The question of practice raised on this application is one of great importance in a commercial and trading community; and if an injunction can be granted, will entirely subvert the former practice in regard to restraining parties from disposing of their property before judgment. By the former rules of the court of chancery, an injunction similar to the one claimed here could not be issued till the plaintiff had not only obtained judgment, but had an execution returned unsatisfied. These rules were founded in wisdom, and should not be subverted unless the intention to do so is clearly expressed in the Code. Mr. Justice Parker in Perkins agt. Warren, (6 How. 346,) speaking of the section of the Code in question and the power to enjoin a defendant from interfering with, or disposing of his property, says: “ Such, an interference, if it could be permitted on a mere claim of indebtedness, would be greatly prejudicial to the commercial interests of the community. It has long been regarded *348as a cardinal principle, that the legal right of the plaintiff must be established before he can call to his aid the extraordinary-power of a court of equity; and a writ of injunction could never be granted where there was doubt about the legal right. The law was still more careful in protecting a defendant from interference by an injunction that would suspend all his business operations; for in addition to establishing the legal right by the recovery of the judgment, it required the plaintiff first to make the attempt to collect his demand by execution.”

Though the learned judge was discussing the right to enjoin under the third clause of § 219, yet the language and reasoning are quite as applicable to an application under the first clause, for if the one is commercially injurious, so is the other.
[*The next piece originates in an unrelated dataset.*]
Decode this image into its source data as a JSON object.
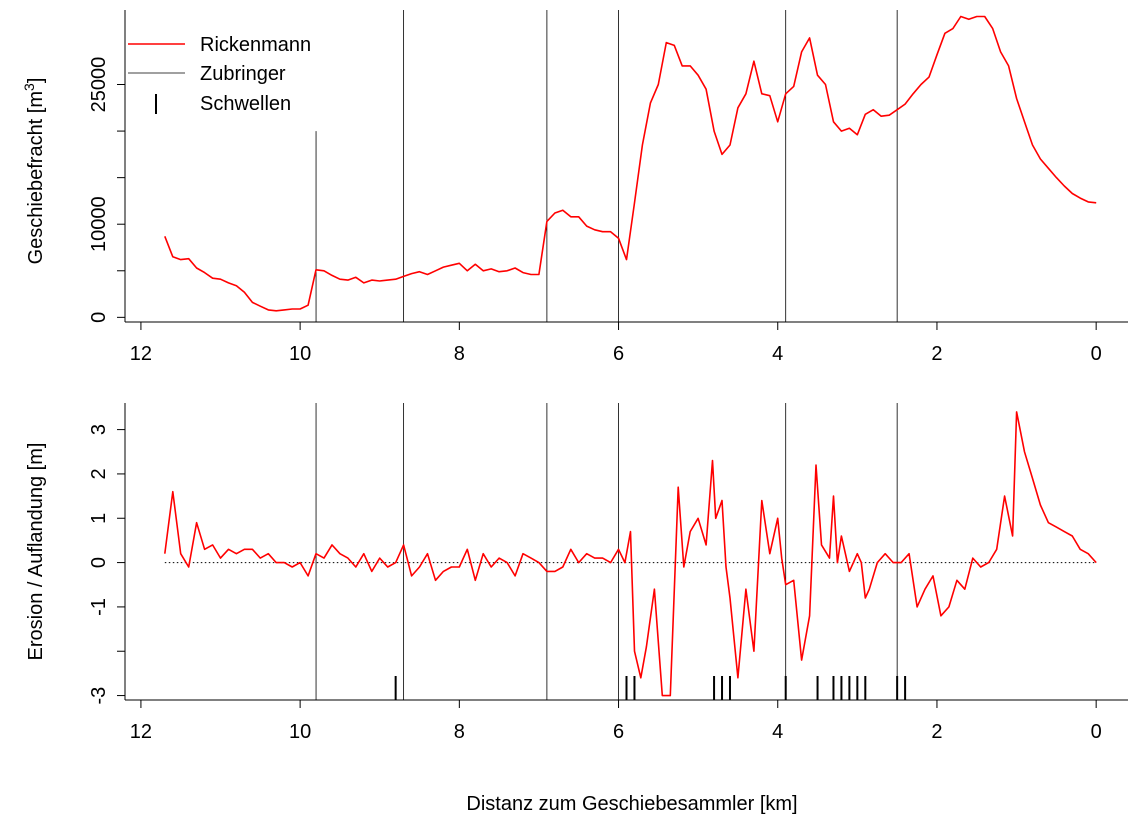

And to thé same effect is the language of Mr. Justice Hand in Pomeroy agt. Hindmarsh, (5 How. Pr. R. 438.) Within these principles, the injunction asked for should not be granted. The plaintiff has not established any legal right, and is not entitled to the equitable interference of the court till he does so, and not then till after the issue and return of execution unsatisfied.

It is urged that the plaintiff does not seek a general restraint of the defendant’s property; but non constat that all his property is not invested in the note in question; the presumption would rather tend that way, else why restrain him from its transfer and disposition.

But aside from this, if the court cannot enjoin him from a general transfer they cannot from a part, as the power is not given in the one case any more than the other, and for the same reasons.

The order to show cause is therefore discharged.